Recently, due to sneak peak of Leopard I decided to give it one more try and to look for some free virtual desktop manager working on Tiger. And for my big surprise I have found it. It is called just Desktop Manager and its official site is here. I downloaded DesktopManager-0.5.3.dmg and I installed it and it worked!!!.

Thanks to this little program now I use six virtual desktop which is great. Finally I can open as many window application and consoles as I want, and I can manage through them very easily.

Bellow some pictures of my Mac and transition between desktops. Sorry for the quality, but I had to use digital camera to take them, because normal screen shots do not work with this.

Wednesday, November 01, 2006

Mac X: Ogg files and iTunes

Today I received some audio files in Ogg Vorbis format. I use Mac X 10.4, so I was very, very surprise that iTunes does not support Ogg files. As a result of that I did a little of reaserch and I found Quicktime Components Project which supposable is audio codec that adds Ogg Vorbis to QuickTime and iTunes. Unfortunately it did not help, thus my iTunes still does not support Ogg. Fastly I checked Whamb player and it worked.
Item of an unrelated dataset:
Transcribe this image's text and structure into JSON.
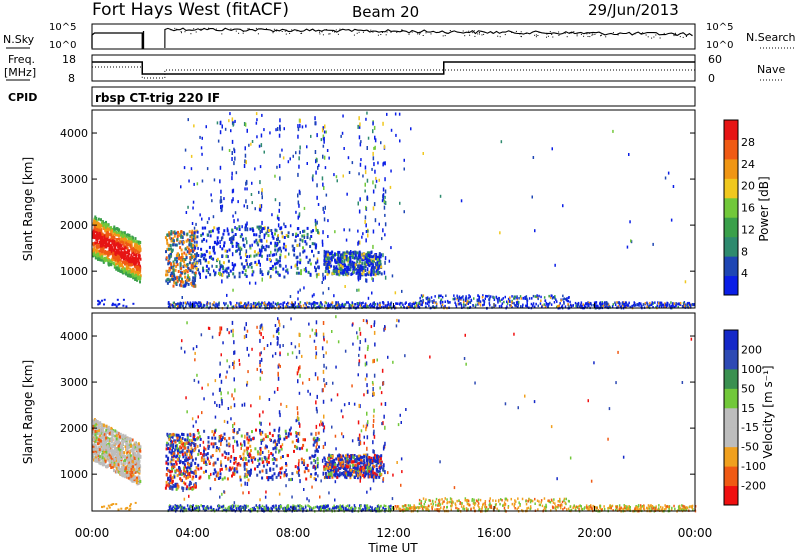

Nevertheless I did not wanted to use Whamb - I just dont not like it - hence, the only choice I had (and the fastest because at the very moment I did not have time to struggle with that) was to decode my *.ogg files to mp3 files. To to this I had to use oggdec program which gave me wave files, and than using lame encoder I converted those *.wav files to mp3. Of course prior to this, I had to install all necessary stuff like oggdec and lame.

I wander why Apple does not support ogg? I thought it was free open source format?

Gimp: Changing language back to english

I do not know why, but one day my Gimp 2.2.10 on my Mac X changed its language from English to Japaneses. I do not know how it happened, but it happened.


As usually in such cases I did a little of web searching and I found some solutions. First proposed solution was to set LANG environment variable to 'en'. Of course I tried it, and of course it did not work.

Second solution that fortunately worked was to delete folder containing Japanese language in Gimp's directory. Hence, I deleted folder ja from:

/Applications/Gimp.app/Contents/Resources/share/locale

After restarting Gimp I had it finally in English.

In conclusion, as far as my case is considered the solution to Gimp language problems is to delete given lang folder from Gimp.app directory.